Les élus locaux sont en tout cas vent debout contre cette régulation des urgences. "La régulation, c’est ni plus ni moins qu’une fermeture", affirme Alain Gueguen, maire de Plouguernével (Côtes-d'Armor) et représentant des Côtes-d’Armor au conseil de surveillance du CHRU Brest-Carhaix.

"Nous sommes dans un secteur hyper-rural, dans le pays du centre-ouest Bretagne. Sur 90 000 habitants, 25 000 sont vulnérables", détaille l'élu. "Au mieux, vous décalez votre besoin de soins, au pire vous y renoncez, et c’est toujours les plus vulnérables qui sont les premières victimes. Le 15, aux centres d'appels saturés, redirige les patients vers d’autres centres, eux aussi sous tension par manque de ressources humaines." 

L'élu costarmoricain demande des réponses pour proposer une offre de soins de qualité : "Nous demandons à bénéficier d’établissements de plein exercice, que les problématiques de santé non-complexes puissent être faites en proximité, sans emmener les plus vulnérables à plus de 50 kilomètres d’ici."

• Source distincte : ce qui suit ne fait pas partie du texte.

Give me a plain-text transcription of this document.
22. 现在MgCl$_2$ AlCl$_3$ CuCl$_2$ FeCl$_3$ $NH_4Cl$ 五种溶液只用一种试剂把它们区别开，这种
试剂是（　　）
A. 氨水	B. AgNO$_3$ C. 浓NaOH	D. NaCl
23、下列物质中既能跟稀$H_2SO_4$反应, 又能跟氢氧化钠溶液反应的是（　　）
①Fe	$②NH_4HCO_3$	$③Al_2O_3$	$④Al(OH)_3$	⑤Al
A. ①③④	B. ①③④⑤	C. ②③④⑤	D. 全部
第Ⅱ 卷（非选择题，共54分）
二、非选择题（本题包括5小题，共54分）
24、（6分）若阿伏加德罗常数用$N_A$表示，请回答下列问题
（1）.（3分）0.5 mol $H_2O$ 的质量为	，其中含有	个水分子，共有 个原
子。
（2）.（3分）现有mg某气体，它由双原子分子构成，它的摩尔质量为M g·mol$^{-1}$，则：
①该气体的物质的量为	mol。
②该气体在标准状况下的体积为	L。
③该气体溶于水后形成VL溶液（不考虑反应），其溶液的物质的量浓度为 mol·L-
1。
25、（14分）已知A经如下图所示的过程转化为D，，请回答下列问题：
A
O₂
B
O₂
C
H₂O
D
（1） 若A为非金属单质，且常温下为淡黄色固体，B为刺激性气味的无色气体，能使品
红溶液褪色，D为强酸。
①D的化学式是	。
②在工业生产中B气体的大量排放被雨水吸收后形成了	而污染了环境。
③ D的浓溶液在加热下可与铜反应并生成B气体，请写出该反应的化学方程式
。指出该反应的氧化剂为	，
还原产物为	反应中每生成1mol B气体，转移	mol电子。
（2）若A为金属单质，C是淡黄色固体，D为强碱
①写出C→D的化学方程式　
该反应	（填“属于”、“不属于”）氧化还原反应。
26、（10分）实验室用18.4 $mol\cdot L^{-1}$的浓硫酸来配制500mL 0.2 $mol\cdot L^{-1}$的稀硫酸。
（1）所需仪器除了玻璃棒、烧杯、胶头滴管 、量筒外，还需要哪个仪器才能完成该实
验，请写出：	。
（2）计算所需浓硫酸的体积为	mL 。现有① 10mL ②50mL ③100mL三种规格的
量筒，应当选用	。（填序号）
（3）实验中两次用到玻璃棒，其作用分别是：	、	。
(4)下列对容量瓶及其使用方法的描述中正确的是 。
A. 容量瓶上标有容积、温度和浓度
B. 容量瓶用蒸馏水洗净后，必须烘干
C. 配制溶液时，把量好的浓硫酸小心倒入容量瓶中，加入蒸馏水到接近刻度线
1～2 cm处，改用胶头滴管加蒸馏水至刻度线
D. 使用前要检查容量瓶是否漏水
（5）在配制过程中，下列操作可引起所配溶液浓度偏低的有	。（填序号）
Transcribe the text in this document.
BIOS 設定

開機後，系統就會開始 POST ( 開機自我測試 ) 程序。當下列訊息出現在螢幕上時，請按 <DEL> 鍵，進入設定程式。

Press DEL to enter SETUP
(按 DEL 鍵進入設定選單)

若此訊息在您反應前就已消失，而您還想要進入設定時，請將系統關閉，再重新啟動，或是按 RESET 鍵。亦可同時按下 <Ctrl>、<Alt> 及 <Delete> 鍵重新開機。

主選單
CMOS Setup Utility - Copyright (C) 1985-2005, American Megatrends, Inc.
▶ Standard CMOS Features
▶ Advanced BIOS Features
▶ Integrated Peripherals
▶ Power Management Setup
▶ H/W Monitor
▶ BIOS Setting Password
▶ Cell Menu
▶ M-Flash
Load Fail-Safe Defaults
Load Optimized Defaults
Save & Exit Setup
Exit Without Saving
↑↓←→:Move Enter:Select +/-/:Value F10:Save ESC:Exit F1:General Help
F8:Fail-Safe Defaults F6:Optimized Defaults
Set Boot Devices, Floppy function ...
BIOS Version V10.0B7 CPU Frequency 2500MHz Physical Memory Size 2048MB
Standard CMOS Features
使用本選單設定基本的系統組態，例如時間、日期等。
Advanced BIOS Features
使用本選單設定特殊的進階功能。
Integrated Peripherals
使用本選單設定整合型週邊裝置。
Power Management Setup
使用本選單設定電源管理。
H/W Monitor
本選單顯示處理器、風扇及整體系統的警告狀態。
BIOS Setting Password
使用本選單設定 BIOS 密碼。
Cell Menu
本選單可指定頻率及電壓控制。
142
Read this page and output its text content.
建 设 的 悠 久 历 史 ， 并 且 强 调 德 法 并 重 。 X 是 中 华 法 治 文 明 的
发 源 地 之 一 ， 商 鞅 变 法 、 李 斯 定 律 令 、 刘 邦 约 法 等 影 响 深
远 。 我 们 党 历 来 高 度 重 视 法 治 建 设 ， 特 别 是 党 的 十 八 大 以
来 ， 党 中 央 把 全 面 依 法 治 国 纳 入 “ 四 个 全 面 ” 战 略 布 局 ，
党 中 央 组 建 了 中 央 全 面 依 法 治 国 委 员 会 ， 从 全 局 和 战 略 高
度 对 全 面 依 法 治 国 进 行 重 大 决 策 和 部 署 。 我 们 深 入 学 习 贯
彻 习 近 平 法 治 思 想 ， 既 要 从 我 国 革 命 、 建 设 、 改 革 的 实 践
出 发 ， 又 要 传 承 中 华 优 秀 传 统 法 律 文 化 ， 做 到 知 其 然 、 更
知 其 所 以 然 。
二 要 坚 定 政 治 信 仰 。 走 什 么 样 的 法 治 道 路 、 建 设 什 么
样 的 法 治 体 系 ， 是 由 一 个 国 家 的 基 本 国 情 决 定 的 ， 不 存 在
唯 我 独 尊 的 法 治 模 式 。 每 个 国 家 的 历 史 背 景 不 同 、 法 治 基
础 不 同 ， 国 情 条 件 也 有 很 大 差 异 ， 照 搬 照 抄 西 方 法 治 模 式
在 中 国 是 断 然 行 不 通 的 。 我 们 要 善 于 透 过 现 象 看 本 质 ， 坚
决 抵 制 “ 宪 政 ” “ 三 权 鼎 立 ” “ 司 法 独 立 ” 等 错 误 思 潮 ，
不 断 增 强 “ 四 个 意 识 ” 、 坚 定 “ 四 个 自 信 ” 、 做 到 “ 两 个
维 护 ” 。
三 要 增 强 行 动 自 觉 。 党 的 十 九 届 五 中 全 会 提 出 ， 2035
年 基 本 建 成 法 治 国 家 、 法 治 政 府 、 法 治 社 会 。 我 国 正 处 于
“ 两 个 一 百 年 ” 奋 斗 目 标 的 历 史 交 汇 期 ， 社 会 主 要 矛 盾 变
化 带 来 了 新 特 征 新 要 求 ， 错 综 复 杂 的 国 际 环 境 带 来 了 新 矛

Depuis 2008, la bataille gagnée pour la maternité de Carhaix, on est toujours obligé de se battre pour des droits normaux des citoyens à la santé.

Christian Troadec

 Maire de Carhaix

Christian Troadec, maire de Carhaix, redoute les conséquences futures de cette régulation des services d'urgences. "Ça a un effet catastrophique sur l’ensemble des services qui sont en train de se vider les uns après les autres. Dans six mois ou un an, on dira qu’il n’y a plus personne à l’hôpital de Carhaix, c’est toujours la même technique."

Christian Troadec sera présent à la manifestation prévue lundi 4 septembre à 18h30 devant l'hôpital de Carhaix, à l'appel de l'intersyndicale. Un préavis de grève a également été déposé.